Rising ocean temperatures associated with global climate change induce breakdown of the symbiosis between coelenterates and photosynthetic microalgae of the genus Symbiodinium. Association with more thermotolerant partners could contribute to resilience, but the genetic mechanisms controlling specificity of hosts for particular Symbiodinium types are poorly known. Here we characterize wild populations of a sea anemone laboratory model system for anthozoan symbiosis, from contrasting environments in Caribbean Panama. Patterns of anemone abundance and symbiont diversity were consistent with specialization of holobionts for particular habitats, with Exaiptasia pallida/S. minutum (ITS2 type B1) abundant on vertical substrate in thermally stable, shaded environments but E. brasiliensis/Symbiodinium sp. (ITS2 clade A) more common in shallow areas subject to high temperature and irradiance. Population genomic sequencing revealed a novel E. pallida population from the Bocas del Toro Archipelago that only harbors S. minutum. Loci most strongly associated with divergence of the Bocas-specific population were enriched in genes with putative roles in cnidarian symbiosis, including activators of the complement pathway of the innate immune system, thrombospondin-type-1 repeat domain proteins, and coordinators of endocytic recycling. Our findings underscore the importance of unmasking cryptic diversity in natural populations and the role of long-term evolutionary history in mediating interactions with Symbiodinium.
Sample_collections
This file contains GPS coordinates (LAT/LON), species assignment codes (E. brasiliensis [Ebra] or E. pallida [Epal]), the dominant clade of Symbiodinium hosted by each anemone (B1, B2 or A), and other meta-information for each sample that was genotyped. E. pallida samples are identified as representatives of the global or Bocas-specific populations (or admixed if admixture proportions >35%). If the sample was identified as a clone of one or more other samples in the dataset, this is indicated in the CLONE column by a corresponding MLG identifier (e.g. "MLG5").
Abundance
Contains files necessary to recreate analyses of anemone abundance. Bocas_transects_individual_roots.csv contains abundance data for the three sites within the Bocas del Toro archipelago, where anemones were counted on mangrove roots from 30-m transects. Each row contains the number of anemones per root ("Abundance_root") for a different mangrove root in a particular 30-m transect ("Transect"). The collection site (Isla Colon/Cayo Roldan/Cayo Agua) is given in the "Population" column, as well as the GPS coordinates, taken at the start of the transect ("Lat"/"Lon"). The distance into the transect in meters is given in the "Distance_m" column.
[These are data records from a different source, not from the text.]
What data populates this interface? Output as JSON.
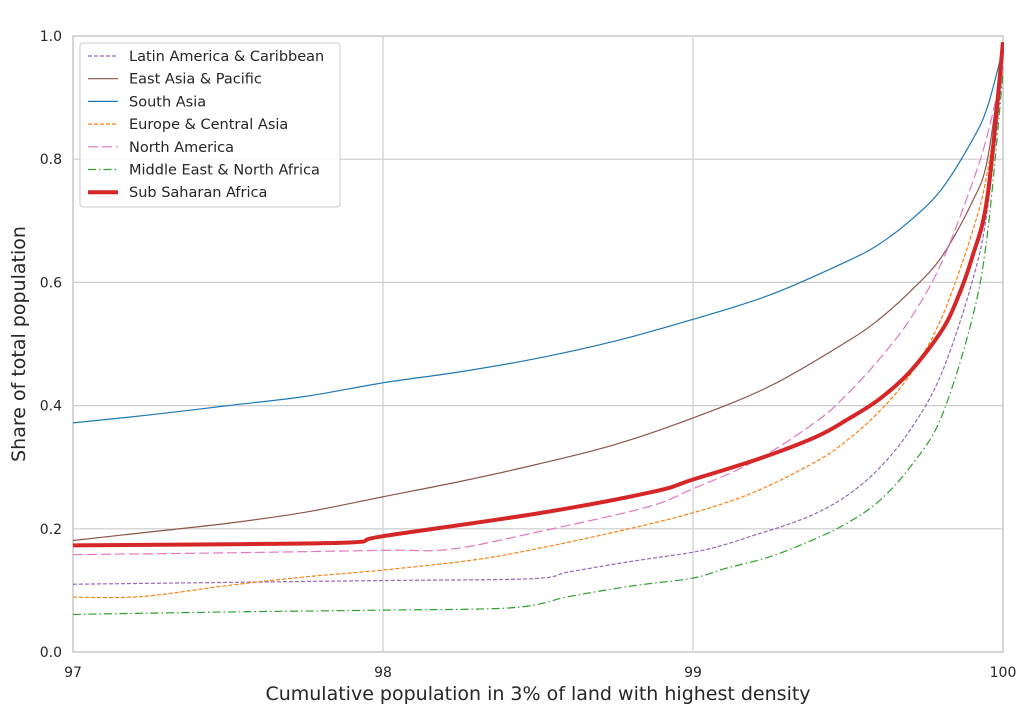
{
  "chart_data": {
    "type": "line",
    "title": "",
    "xlabel": "Cumulative population in 3% of land with highest density",
    "ylabel": "Share of total population",
    "xlim": [
      97,
      100
    ],
    "ylim": [
      0,
      1
    ],
    "x_ticks": [
      "97",
      "98",
      "99",
      "100"
    ],
    "y_ticks": [
      "0.0",
      "0.2",
      "0.4",
      "0.6",
      "0.8",
      "1.0"
    ],
    "grid": true,
    "legend_position": "top-left",
    "series": [
      {
        "name": "Latin America & Caribbean",
        "color": "#9467bd",
        "dash": "short-dash",
        "width": 1.2,
        "points": [
          [
            97.0,
            0.11
          ],
          [
            97.5,
            0.113
          ],
          [
            98.0,
            0.116
          ],
          [
            98.48,
            0.119
          ],
          [
            98.6,
            0.13
          ],
          [
            98.8,
            0.147
          ],
          [
            99.0,
            0.162
          ],
          [
            99.1,
            0.174
          ],
          [
            99.2,
            0.19
          ],
          [
            99.3,
            0.206
          ],
          [
            99.4,
            0.226
          ],
          [
            99.5,
            0.255
          ],
          [
            99.6,
            0.298
          ],
          [
            99.7,
            0.36
          ],
          [
            99.8,
            0.45
          ],
          [
            99.9,
            0.6
          ],
          [
            99.95,
            0.72
          ],
          [
            100.0,
            0.95
          ]
        ]
      },
      {
        "name": "East Asia & Pacific",
        "color": "#8c564b",
        "dash": "solid",
        "width": 1.2,
        "points": [
          [
            97.0,
            0.181
          ],
          [
            97.25,
            0.195
          ],
          [
            97.5,
            0.209
          ],
          [
            97.75,
            0.227
          ],
          [
            98.0,
            0.252
          ],
          [
            98.25,
            0.277
          ],
          [
            98.5,
            0.305
          ],
          [
            98.75,
            0.337
          ],
          [
            99.0,
            0.38
          ],
          [
            99.25,
            0.432
          ],
          [
            99.5,
            0.505
          ],
          [
            99.6,
            0.54
          ],
          [
            99.7,
            0.585
          ],
          [
            99.8,
            0.64
          ],
          [
            99.9,
            0.73
          ],
          [
            99.95,
            0.8
          ],
          [
            100.0,
            0.98
          ]
        ]
      },
      {
        "name": "South Asia",
        "color": "#1f77b4",
        "dash": "solid",
        "width": 1.2,
        "points": [
          [
            97.0,
            0.372
          ],
          [
            97.25,
            0.385
          ],
          [
            97.5,
            0.4
          ],
          [
            97.75,
            0.415
          ],
          [
            98.0,
            0.437
          ],
          [
            98.25,
            0.455
          ],
          [
            98.5,
            0.477
          ],
          [
            98.75,
            0.505
          ],
          [
            99.0,
            0.54
          ],
          [
            99.25,
            0.58
          ],
          [
            99.5,
            0.635
          ],
          [
            99.6,
            0.662
          ],
          [
            99.7,
            0.7
          ],
          [
            99.8,
            0.75
          ],
          [
            99.9,
            0.83
          ],
          [
            99.95,
            0.885
          ],
          [
            100.0,
            0.98
          ]
        ]
      },
      {
        "name": "Europe & Central Asia",
        "color": "#ff7f0e",
        "dash": "short-dash",
        "width": 1.2,
        "points": [
          [
            97.0,
            0.089
          ],
          [
            97.22,
            0.09
          ],
          [
            97.5,
            0.108
          ],
          [
            97.75,
            0.122
          ],
          [
            98.0,
            0.133
          ],
          [
            98.3,
            0.15
          ],
          [
            98.5,
            0.168
          ],
          [
            98.75,
            0.195
          ],
          [
            99.0,
            0.226
          ],
          [
            99.2,
            0.26
          ],
          [
            99.4,
            0.31
          ],
          [
            99.5,
            0.345
          ],
          [
            99.6,
            0.39
          ],
          [
            99.7,
            0.45
          ],
          [
            99.8,
            0.54
          ],
          [
            99.9,
            0.68
          ],
          [
            99.95,
            0.78
          ],
          [
            100.0,
            0.95
          ]
        ]
      },
      {
        "name": "North America",
        "color": "#e377c2",
        "dash": "long-dash",
        "width": 1.2,
        "points": [
          [
            97.0,
            0.158
          ],
          [
            97.5,
            0.161
          ],
          [
            98.0,
            0.165
          ],
          [
            98.22,
            0.167
          ],
          [
            98.5,
            0.195
          ],
          [
            98.85,
            0.235
          ],
          [
            99.0,
            0.265
          ],
          [
            99.2,
            0.31
          ],
          [
            99.4,
            0.375
          ],
          [
            99.5,
            0.42
          ],
          [
            99.6,
            0.475
          ],
          [
            99.7,
            0.54
          ],
          [
            99.8,
            0.63
          ],
          [
            99.9,
            0.76
          ],
          [
            99.95,
            0.84
          ],
          [
            100.0,
            0.95
          ]
        ]
      },
      {
        "name": "Middle East & North Africa",
        "color": "#2ca02c",
        "dash": "dash-dot",
        "width": 1.2,
        "points": [
          [
            97.0,
            0.061
          ],
          [
            97.5,
            0.065
          ],
          [
            98.0,
            0.068
          ],
          [
            98.42,
            0.072
          ],
          [
            98.6,
            0.09
          ],
          [
            98.8,
            0.107
          ],
          [
            99.0,
            0.12
          ],
          [
            99.1,
            0.135
          ],
          [
            99.25,
            0.155
          ],
          [
            99.4,
            0.185
          ],
          [
            99.5,
            0.21
          ],
          [
            99.6,
            0.245
          ],
          [
            99.7,
            0.3
          ],
          [
            99.8,
            0.38
          ],
          [
            99.9,
            0.54
          ],
          [
            99.95,
            0.68
          ],
          [
            100.0,
            0.94
          ]
        ]
      },
      {
        "name": "Sub Saharan Africa",
        "color": "#d62728",
        "dash": "solid",
        "width": 4,
        "points": [
          [
            97.0,
            0.173
          ],
          [
            97.5,
            0.175
          ],
          [
            97.9,
            0.178
          ],
          [
            98.0,
            0.188
          ],
          [
            98.5,
            0.225
          ],
          [
            98.87,
            0.26
          ],
          [
            99.0,
            0.28
          ],
          [
            99.22,
            0.315
          ],
          [
            99.4,
            0.35
          ],
          [
            99.5,
            0.378
          ],
          [
            99.6,
            0.41
          ],
          [
            99.7,
            0.455
          ],
          [
            99.8,
            0.52
          ],
          [
            99.85,
            0.57
          ],
          [
            99.9,
            0.64
          ],
          [
            99.95,
            0.74
          ],
          [
            100.0,
            0.99
          ]
        ]
      }
    ]
  }
}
distances_bw_transects.csv: This file contains the shortest distance in meters (e.g. as the crow flies) between the start of one transect to the start of another, for transects that were conducted in continuous surveys.
SymbiodiniumDensity
Protein.csv contains absorbance values from Pierce BCA assay determination of total protein (2 replicates per sample). Columns "Abs1" and "Abs2" are the raw absorbance values. "Vol_mL" is the total volume of the supernatant. Total protein is given in both micrograms ("TotalProtein_ug") and mg ("mg"). The date of the assay is given in the "Date" column, and different batches are indicated by the capital letters appended to the date. Algal_Counts.csv contains cell count/mitotic index data from hemocytometer counts. The R script algae.R uses these files to calculate algal cell density within each anemone. Note that we collected more anemones than we genotyped via 2bRAD, so these files contain data for more samples than are present in the Sample_collections.txt file.
PopulationStructure
apal.5x.nc2.mac4.vcf contains vcf file of genotypes for all E. pallida individuals after clone removal, but before filtering for loci with a minimum allele frequency of 5%.
pcadapt_analysis_final.R contains code to perform PCA analysis with pcadapt. This analysis is based on a SNP matrix (SNPmat0.05.txt) of 2577 SNPs that have a minimum allele frequency of 5%. The names of the loci are in locusNames_0.05.txt and information about the population designation for each sample is in pop_file.csv.
Gene set enrichment analyses in ErmineJ used the Gene Annotation file bvpSNPS_erminej.txt and were based on the PC1 loadings in column 3 of PCloadings_final.txt. The file bvpSNPS_erminej.txt contains the AIPGENE models for all SNPs in apal.5x.nc2.mac4.vcf that were present in genic regions (5'UTR, CDS, intron or 3'UTR) as well as GO annotations from the Aiptasia genome v1.0.
out.weir.fst is a file containing Weir and Cockerham FST values output from vcftools for E. pallida from the global lineage vs. the Bocas specific lineage. This was based on the 2577 biallelic SNPs with minimum allele frequency of 5%.
Sequencing
Raw reads generated for 2bRAD-Seq libraries of 155 samples. Paired-end reads are available under NCBI BioProject accession PRJNA394157. Only R1 (forward) reads were used for analysis in the manuscript.